Swindells as always writes at a fine pace and maintains a state of high excitement until the last page. But the reference to sexual abuse at the end seems forced; there's enough natural tension in this story without having to bring in this particular excess.
With VE Day celebrations fresh in the public mind, Bernard Ashley has looked to the last war as a backdrop to his latest novel. But Johnnie's Blitz (Viking, pounds 10.99) conveys no rosy British Heritage view of life between 1939 and 1945. The tough young orphan hero Johnnie, escaped from an approved school, camps out on an East End dump with a older relative in the rag- and-bone trade. Living nearby in an abandoned bus is his menacing Uncle Tommy, a deserter who has recently married a half-witted gypsy in an attempt to defer his call-up. After an air raid they do a flit to the countryside, but not before Tommy's wife kidnaps a little girl found wandering in the streets.

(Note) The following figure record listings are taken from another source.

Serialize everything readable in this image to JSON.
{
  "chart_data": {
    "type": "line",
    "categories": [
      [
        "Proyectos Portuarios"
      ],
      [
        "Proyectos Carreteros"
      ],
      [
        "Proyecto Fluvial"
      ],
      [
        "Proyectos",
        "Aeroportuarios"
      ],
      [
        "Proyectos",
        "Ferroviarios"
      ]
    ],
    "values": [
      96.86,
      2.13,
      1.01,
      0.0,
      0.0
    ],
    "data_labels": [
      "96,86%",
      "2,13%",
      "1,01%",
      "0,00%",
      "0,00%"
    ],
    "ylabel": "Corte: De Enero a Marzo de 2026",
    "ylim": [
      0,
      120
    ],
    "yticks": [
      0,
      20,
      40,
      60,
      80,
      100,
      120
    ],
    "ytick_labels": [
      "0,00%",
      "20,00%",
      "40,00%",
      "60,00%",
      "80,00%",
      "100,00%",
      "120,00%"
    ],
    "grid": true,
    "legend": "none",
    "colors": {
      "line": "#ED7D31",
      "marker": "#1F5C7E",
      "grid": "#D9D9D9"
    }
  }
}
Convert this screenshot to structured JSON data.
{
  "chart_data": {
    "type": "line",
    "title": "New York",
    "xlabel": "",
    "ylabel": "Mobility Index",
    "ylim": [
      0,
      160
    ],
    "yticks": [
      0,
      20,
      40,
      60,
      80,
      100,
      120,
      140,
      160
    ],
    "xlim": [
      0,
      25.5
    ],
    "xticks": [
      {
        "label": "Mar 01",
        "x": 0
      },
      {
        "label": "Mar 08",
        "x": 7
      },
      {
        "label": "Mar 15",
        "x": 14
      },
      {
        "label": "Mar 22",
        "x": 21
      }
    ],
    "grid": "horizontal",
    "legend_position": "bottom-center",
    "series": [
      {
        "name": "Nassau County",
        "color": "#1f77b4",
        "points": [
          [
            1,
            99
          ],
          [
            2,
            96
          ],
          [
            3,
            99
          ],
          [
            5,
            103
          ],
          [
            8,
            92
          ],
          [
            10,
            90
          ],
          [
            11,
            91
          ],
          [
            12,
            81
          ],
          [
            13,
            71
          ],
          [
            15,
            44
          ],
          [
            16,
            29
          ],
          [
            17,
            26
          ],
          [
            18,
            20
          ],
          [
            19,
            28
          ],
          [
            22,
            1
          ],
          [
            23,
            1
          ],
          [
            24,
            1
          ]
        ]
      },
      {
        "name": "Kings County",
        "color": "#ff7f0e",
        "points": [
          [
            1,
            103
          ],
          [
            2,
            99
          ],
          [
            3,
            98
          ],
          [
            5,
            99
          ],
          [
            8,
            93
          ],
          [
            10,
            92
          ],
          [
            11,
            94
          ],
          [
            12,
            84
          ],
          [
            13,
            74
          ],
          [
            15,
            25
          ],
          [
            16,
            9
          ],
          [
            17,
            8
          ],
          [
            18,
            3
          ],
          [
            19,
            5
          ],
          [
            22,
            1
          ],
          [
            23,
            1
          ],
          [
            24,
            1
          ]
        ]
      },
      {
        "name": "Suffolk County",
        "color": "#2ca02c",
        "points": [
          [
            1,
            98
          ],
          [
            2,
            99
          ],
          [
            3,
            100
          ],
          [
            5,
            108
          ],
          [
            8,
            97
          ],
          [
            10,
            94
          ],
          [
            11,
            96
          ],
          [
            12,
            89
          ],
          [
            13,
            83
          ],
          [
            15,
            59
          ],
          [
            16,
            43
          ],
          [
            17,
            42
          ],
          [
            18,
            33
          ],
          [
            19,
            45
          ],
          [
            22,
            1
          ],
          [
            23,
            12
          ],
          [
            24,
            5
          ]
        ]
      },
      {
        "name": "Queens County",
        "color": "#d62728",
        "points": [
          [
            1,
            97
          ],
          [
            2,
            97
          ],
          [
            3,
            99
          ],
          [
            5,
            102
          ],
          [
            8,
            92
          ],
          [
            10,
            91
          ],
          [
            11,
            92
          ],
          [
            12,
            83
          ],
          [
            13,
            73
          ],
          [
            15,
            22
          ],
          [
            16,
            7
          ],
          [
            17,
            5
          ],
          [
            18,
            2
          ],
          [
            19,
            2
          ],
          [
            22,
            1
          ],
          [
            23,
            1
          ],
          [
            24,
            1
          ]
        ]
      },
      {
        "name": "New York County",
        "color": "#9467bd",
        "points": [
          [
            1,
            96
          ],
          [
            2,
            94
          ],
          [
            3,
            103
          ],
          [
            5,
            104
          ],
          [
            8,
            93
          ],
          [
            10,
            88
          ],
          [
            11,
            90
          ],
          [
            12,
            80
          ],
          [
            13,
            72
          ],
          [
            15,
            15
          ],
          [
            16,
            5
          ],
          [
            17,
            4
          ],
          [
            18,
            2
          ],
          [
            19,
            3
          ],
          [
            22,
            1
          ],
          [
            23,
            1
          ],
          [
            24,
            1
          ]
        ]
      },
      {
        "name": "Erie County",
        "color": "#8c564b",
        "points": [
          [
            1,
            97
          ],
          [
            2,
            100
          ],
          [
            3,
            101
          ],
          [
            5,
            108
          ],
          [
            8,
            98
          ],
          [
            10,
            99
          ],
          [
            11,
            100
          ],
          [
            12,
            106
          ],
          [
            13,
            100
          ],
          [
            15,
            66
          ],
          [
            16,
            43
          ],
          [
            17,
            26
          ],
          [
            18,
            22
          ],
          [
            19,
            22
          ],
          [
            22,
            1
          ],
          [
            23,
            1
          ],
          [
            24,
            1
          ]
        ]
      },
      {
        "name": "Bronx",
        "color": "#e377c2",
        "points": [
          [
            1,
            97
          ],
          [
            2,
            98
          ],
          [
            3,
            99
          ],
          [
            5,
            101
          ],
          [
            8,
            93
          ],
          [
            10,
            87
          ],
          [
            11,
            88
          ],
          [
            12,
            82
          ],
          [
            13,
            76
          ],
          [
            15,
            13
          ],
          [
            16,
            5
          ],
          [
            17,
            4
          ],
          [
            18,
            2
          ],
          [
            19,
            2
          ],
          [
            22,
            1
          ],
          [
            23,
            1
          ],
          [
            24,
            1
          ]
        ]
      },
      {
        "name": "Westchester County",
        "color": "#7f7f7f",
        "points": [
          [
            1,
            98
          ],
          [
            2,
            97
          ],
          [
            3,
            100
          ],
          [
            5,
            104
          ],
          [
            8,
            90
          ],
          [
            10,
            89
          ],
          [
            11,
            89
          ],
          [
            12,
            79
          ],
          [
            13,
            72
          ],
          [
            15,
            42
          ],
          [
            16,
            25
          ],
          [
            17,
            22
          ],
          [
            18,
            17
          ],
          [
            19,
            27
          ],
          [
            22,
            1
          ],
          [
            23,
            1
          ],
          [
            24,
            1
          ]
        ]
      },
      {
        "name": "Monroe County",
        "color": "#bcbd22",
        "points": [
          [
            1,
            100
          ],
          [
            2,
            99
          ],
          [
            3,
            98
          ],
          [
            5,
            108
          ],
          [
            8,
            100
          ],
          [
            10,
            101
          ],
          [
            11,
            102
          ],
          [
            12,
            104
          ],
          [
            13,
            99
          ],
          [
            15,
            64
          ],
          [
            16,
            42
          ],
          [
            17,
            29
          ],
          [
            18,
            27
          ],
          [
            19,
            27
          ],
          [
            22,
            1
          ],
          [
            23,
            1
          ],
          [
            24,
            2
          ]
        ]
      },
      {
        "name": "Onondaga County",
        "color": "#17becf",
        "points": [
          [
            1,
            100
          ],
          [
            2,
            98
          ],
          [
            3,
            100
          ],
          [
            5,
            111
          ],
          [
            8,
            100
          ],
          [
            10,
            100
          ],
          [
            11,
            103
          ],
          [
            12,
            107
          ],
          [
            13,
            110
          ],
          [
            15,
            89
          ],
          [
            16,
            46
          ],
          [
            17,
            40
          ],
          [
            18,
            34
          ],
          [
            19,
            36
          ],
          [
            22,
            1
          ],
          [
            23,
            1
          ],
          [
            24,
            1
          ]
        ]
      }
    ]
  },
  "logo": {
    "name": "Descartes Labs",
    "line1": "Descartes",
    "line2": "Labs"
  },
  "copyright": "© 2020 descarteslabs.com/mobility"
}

Johnnie decides he must rescue her from the cruelty and violence that follow; the rest of this story takes up the theme of desperate flight and sinister chase that Ashley has used so well in other novels. His story is packed with enough interesting period detail to make readers feel good about learning of those times while enjoying the continual suspense and nearly happy ending. A stay at a gypsy camp produces a stream of unfamiliar argot, but here too Ashley has done his research. An excellent read.